EITHERn February 14, Kevin Roose, the New York Times technology columnist, had a two-hour conversation with Bing, Microsoft’s ChatGPT-enhanced search engine. She came out of the experience an apparently changed man, because the chatbot had told her, among other things, that she would like to be human, that she harbored destructive desires, and that she was in love with him.
The transcript of the conversation.along with Roose’s appearance on the front page of the newspaper The newspaper podcast, immediately heightened the moral panic that was already brewing over the implications of large language models (LLMs) like GPT-3.5 (which ostensibly backs Bing) and other “generative AI” tools now loose on the world. These are variously viewed as chronically unreliable artifacts, as examples of technology that is out of control, or as precursors to so-called artificial general intelligence (AGI) – that is, human-level intelligence – and therefore pose a problem. existential threat to humanity
Accompanying this hysteria is a new gold rush, as venture capitalists and other investors scramble to get in on the action. It seems that all that money is burning holes in very deep pockets. Fortunately, this has its comical sides. It suggests, for example, that chatbots and LLMs have replaced cryptocurrencies and web 3.0 as the next big thing, which in turn confirms that the tech industry collectively has the attention span of a newt.

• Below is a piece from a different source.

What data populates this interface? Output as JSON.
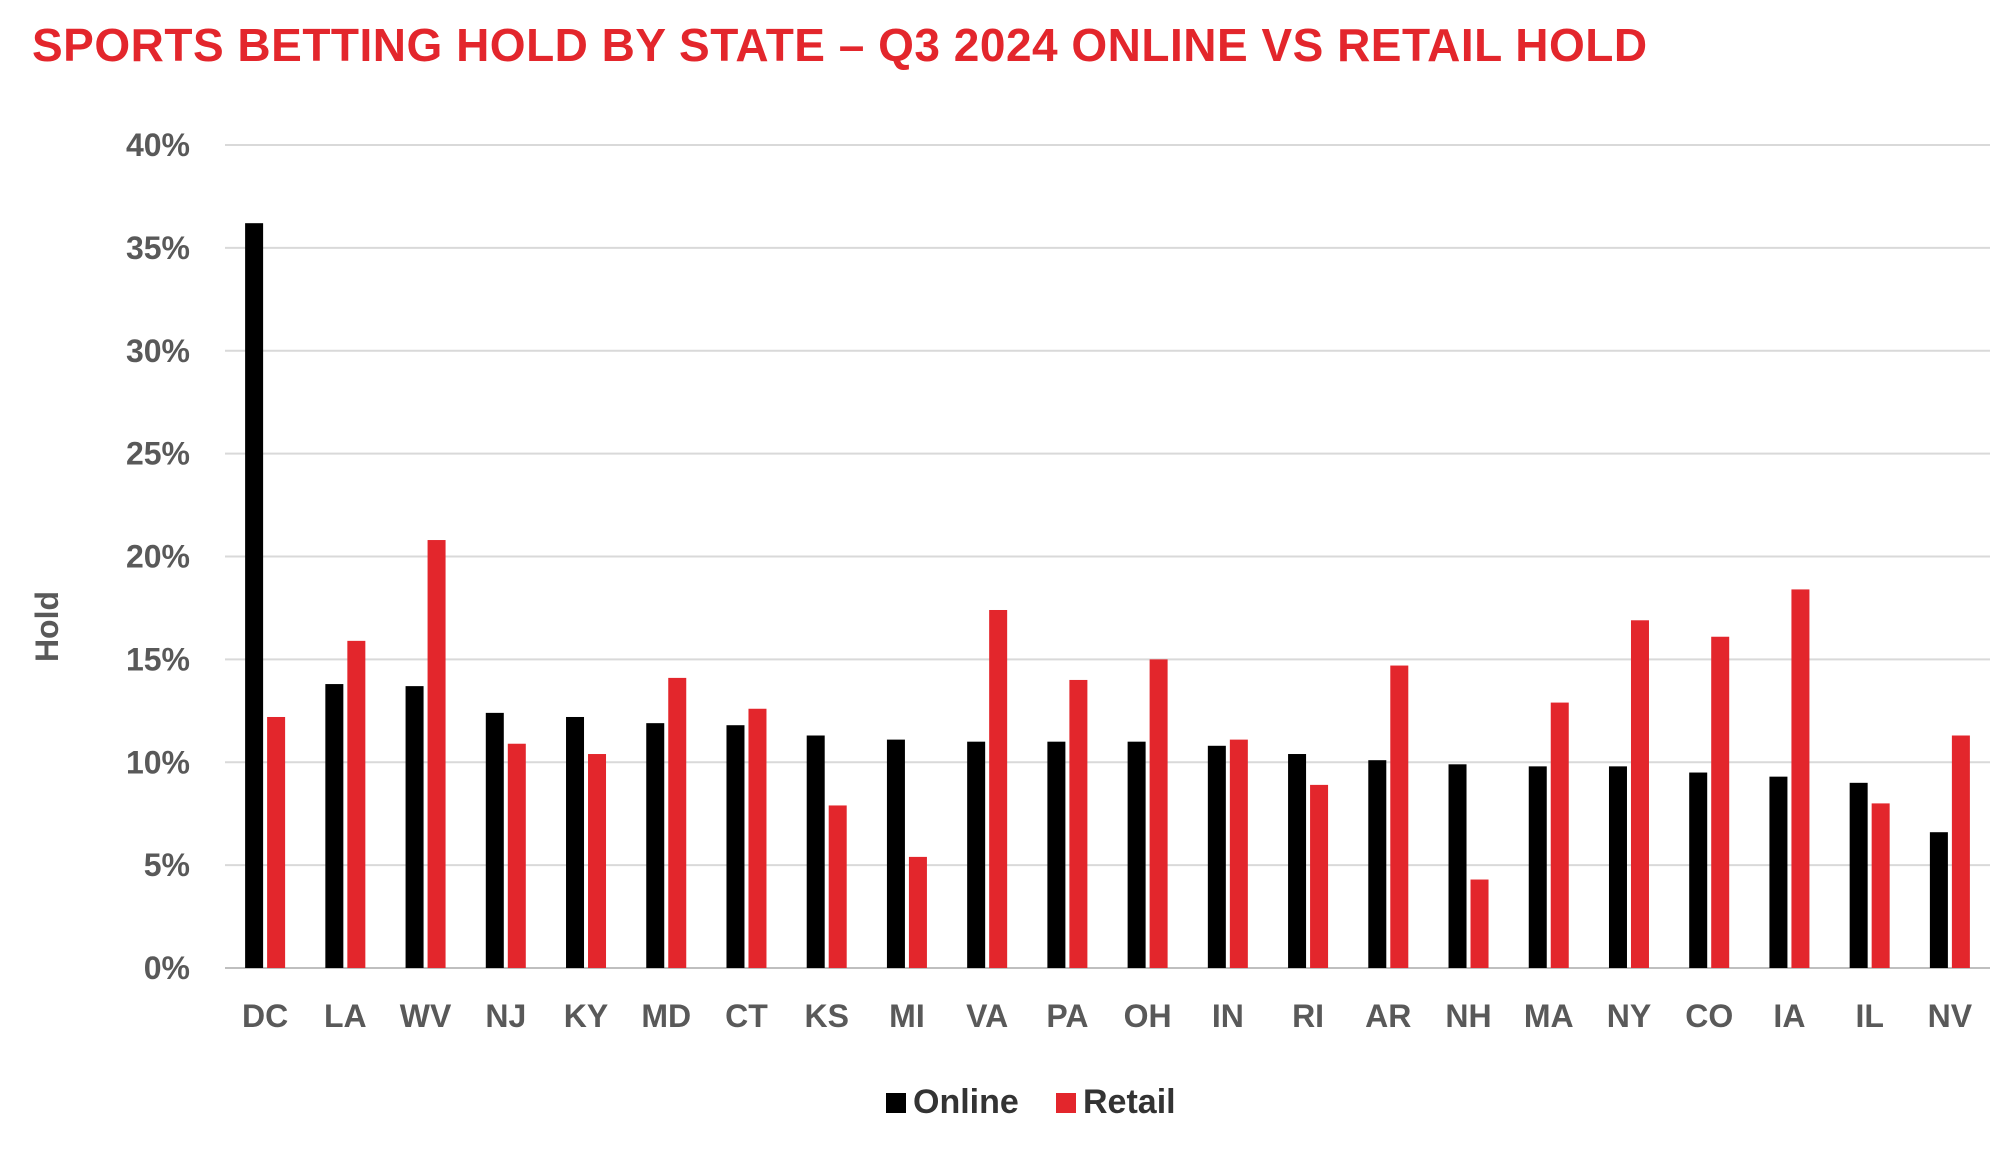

However, the strangest of all is that the pandemonium has been caused by what one of its main researchers called “stochastic parrots” – by which he means that LLM-powered chatbots are machines that continuously predict which word is statistically most likely to follow the previous one. And this is not black magic, but a computational process that is well understood and has been clearly described by Professor Murray Shanahan and elegantly stuffed by computer scientist Stephen Wolfram.
How can we make sense of all this madness? A good place to start is to steer people away from their incurable desire to interpret machines in an anthropocentric way. Since then Eliza by Joe Weizenbaum, humans who interact with chatbots seem to want to humanize the computer. This was absurd with Eliza, who was simply running a script written by her creator, so it is perhaps understandable that humans now interacting with ChatGPT, which can apparently respond intelligently to human input, would fall for the same trap. But it’s still dumb.
Persistently changing LLM as “IA” doesn’t help either. These machines are certainly artificial, but to consider them “intelligent” seems to me to require a rather poor conception of intelligence. However, some observers, such as the philosopher Benjamin Bratton and the computer scientist Blaise Agüera y Arcas, are less dismissive. “It’s possible,” grant, “that these types of AI are ‘intelligent’, and even ‘aware’ in some way, depending on how those terms are defined”, but “none of these terms can be very useful if they are defined in a strongly anthropocentric way”. They argue that we should distinguish sentience from intelligence and consciousness and that “the real lesson for the philosophy of AI is that reality has outgrown the available language to analyze what is already available. A more precise vocabulary is essential.”
It is. For the moment, though, we’re stuck in hysteria. A year is a long time in this industry. Remember, just two years ago, the next big things would be cryptography/web 3.0 and quantum computing. The former has collapsed under the weight of its own absurdity, while the latter, like nuclear fusion, is still on the horizon.
With chatbots and LLMs, the most likely outcome is that they will eventually be seen as a significant increase in human capabilities (spreadsheets on steroids, as one cynical colleague put it). If that happens, the main beneficiaries (as in all previous gold rushes) will be the providers of picks and shovels, which in this case are the cloud computing resources needed by LLM technology and owned by large corporations.
Given that, isn’t it interesting that the only thing nobody talks about right now is the environmental impact of lots of computing necessary to train and operate LLM? A world dependent on them might be good for business, but it would certainly be bad for the planet. Maybe that’s what Sam Altman, the CEO of OpenAI, the team that created ChatGPT, had in mind when he he observed that “AI will probably lead to the end of the world, but in the meantime, there will be big companies.”
what i’ve been reading
pain profiles
Social media is one of the main causes of the epidemic of mental illness in adolescents is an impressive survey by psychologist Jonathan Haidt.
delighted the public
What the poet, the playboy and the bubble prophet can still teach us is a beautiful essay by Tim Harford on the madness of crowds, among other things.
technological royalty
What Mary Queen of Scots can teach today’s computer security fanatics is an intriguing post by Rupert Goodwins on the Register.